Fellow Republicans in Texas don't think Carole Keeton Strayhorn is much of a team player. That doesn't bother her a lot.

They don't mince words in Texas politics. A couple of months ago, Comptroller Carole Keeton Strayhorn announced that she had totted up the various fees and expenses imposed by the legislature as it struggled to close a $10 billion budget gap without raising taxes. They amounted, she said, to $2.7 billion. Maybe that wasn't a tax increase, Strayhorn argued--but it would certainly feel like one to millions of voters.

House Speaker Tom Craddick took exception. "Comptroller Strayhorn's comments," he said, "continue a pattern of misguided messages that seem intended more to stir up trouble than to increase public confidence in state government."

Governor Rick Perry wasn't too pleased, either. "Mrs. Strayhorn didn't raise any of these concerns during the session and did not offer any real alternatives," he declared. And Lieutenant Governor David Dewhurst remarked, "Sounds like the primary started early this year."

Could be. Texas politicians have a national reputation these days for gloves-off political sparring, so it may be no surprise that the state's leading officeholders are taking a bead on one another. What makes it interesting is that they're all members of the same party.

Since the Republican takeover of the state legislature following last year's elections, the GOP leadership and the Democratic minority have been in almost a constant state of war. But there is tension within Republican ranks as well, and Strayhorn is at the center of it. With polls showing scant enthusiasm around the state for either Perry or Dewhurst, she may sense opportunity.

Texans have a recent history of voting for straight-talking, strong- willed women--such as former Democratic Governor Ann Richards and current Republican U.S. Senator Kay Bailey Hutchison--and Strayhorn, who is 63, is cast from the same mold. She became the state's first female comptroller in 1998, and ran ahead of the rest of the GOP ticket in her reelection contest last year.

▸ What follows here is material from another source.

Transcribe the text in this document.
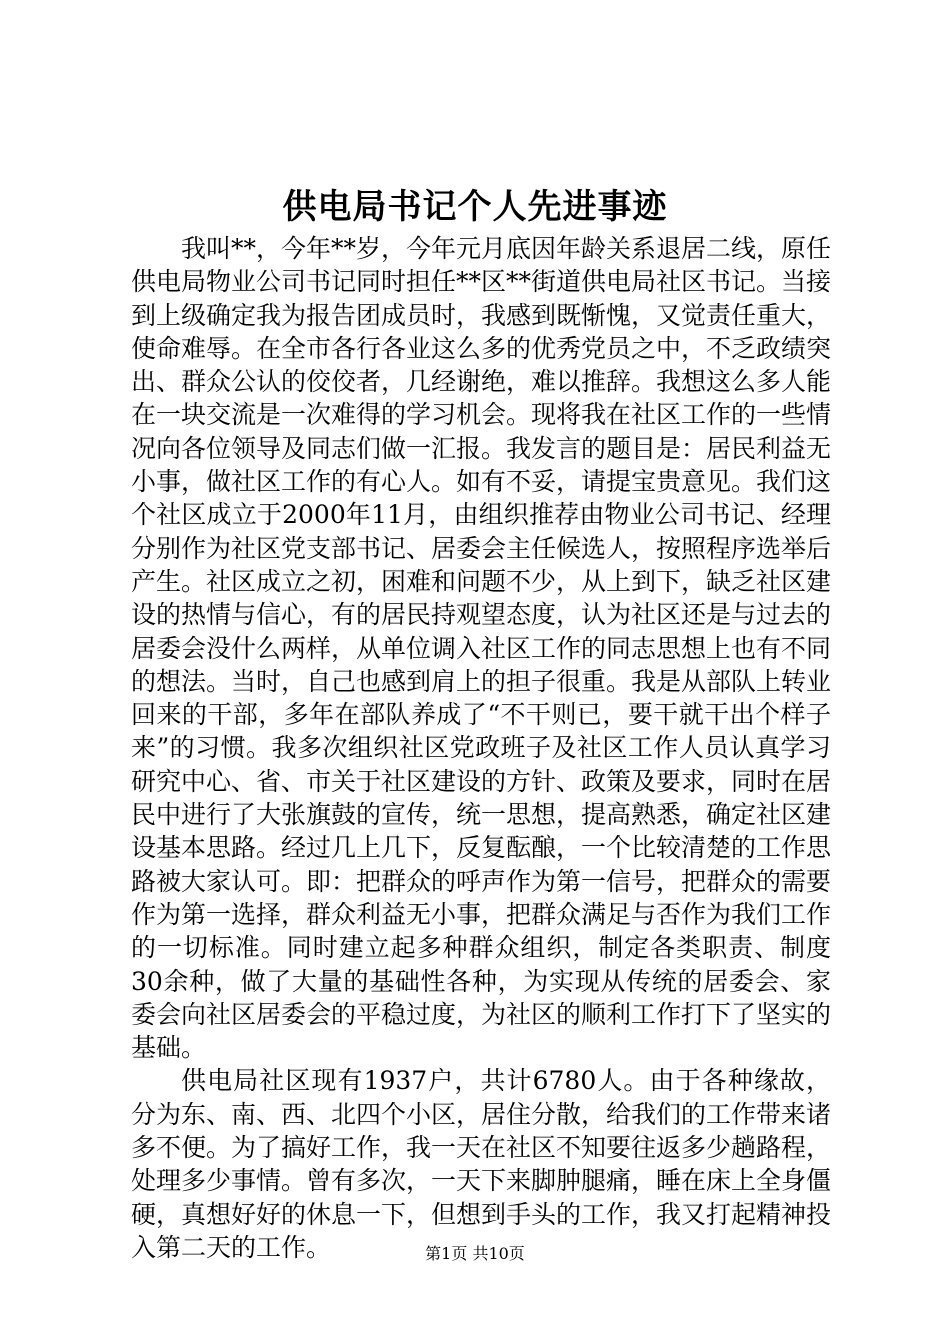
供电局书记个人先进事迹

我叫**，今年**岁，今年元月底因年龄关系退居二线，原任供电局物业公司书记同时担任**区**街道供电局社区书记。当接到上级确定我为报告团成员时，我感到既惭愧，又觉责任重大，使命难辱。在全市各行各业这么多的优秀党员之中，不乏政绩突出、群众公认的佼佼者，几经谢绝，难以推辞。我想这么多人能在一块交流是一次难得的学习机会。现将我在社区工作的一些情况向各位领导及同志们做一汇报。我发言的题目是：居民利益无小事，做社区工作的有心人。如有不妥，请提宝贵意见。我们这个社区成立于2000年11月，由组织推荐由物业公司书记、经理分别作为社区党支部书记、居委会主任候选人，按照程序选举后产生。社区成立之初，困难和问题不少，从上到下，缺乏社区建设的热情与信心，有的居民持观望态度，认为社区还是与过去的居委会没什么两样，从单位调入社区工作的同志思想上也有不同的想法。当时，自己也感到肩上的担子很重。我是从部队上转业回来的干部，多年在部队养成了“不干则已，要干就干出个样子来”的习惯。我多次组织社区党政班子及社区工作人员认真学习研究中心、省、市关于社区建设的方针、政策及要求，同时在居民中进行了大张旗鼓的宣传，统一思想，提高熟悉，确定社区建设基本思路。经过几上几下，反复酝酿，一个比较清楚的工作思路被大家认可。即：把群众的呼声作为第一信号，把群众的需要作为第一选择，群众利益无小事，把群众满足与否作为我们工作的一切标准。同时建立起多种群众组织，制定各类职责、制度30余种，做了大量的基础性各种，为实现从传统的居委会、家委会向社区居委会的平稳过度，为社区的顺利工作打下了坚实的基础。

供电局社区现有1937户，共计6780人。由于各种缘故，分为东、南、西、北四个小区，居住分散，给我们的工作带来诸多不便。为了搞好工作，我一天在社区不知要往返多少趟路程，处理多少事情。曾有多次，一天下来脚肿腿痛，睡在床上全身僵硬，真想好好的休息一下，但想到手头的工作，我又打起精神投入第二天的工作。	第1页 共10页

Her campaign slogan, "One Tough Grandma," was in part a reference to her reputation as a budgetary watchdog, and in part to her personal life: While raising four sons as a single, divorced mother, she became involved in Austin politics and eventually served six years as mayor (her name at the time was Carole Rylander). Two of her sons have gone on to national prominence--Scott McClellan is the White House press spokesman; his older brother, Mark, is commissioner of the Food and Drug Administration.

Since the beginning of this year, Strayhorn has tangled repeatedly with her fellow Republican officeholders. She began the year by doubling her estimate of the state's budget shortfall, putting Perry, Craddick and Dewhurst--who serves as Senate president--on notice that they had a tough year ahead. During the legislative session, she objected loudly to Dewhurst's move to use the state's rainy day fund to close the budget gap.

Then, when the session was over, she declared that the budget passed by legislators would spend more than it took in, and she couldn't certify it. Perry, Dewhurst and Craddick threatened to take her to court, and the governor cut funds appropriated for her use. A day later, Strayhorn agreed to the budget.

With her reckoning of the new fees, however--they raise the cost of everything from car-title transfers to running a dry-cleaning business--Strayhorn signaled that she remains unbowed. "I don't want anybody being surprised," she said, "when their out-of-pocket costs for health care increase, and when everyone from nurses to plumbers to electricians pays higher professional fees, and when granddad has to pay more to go to the lake and go fishing."

In the words of Cal Jillson, a political scientist at Southern Methodist University, "the governor purported to close the gap without raising taxes. She's saying he didn't do as well as he'd like us to believe. There's a little bit of dusting yourself off and getting back in the game."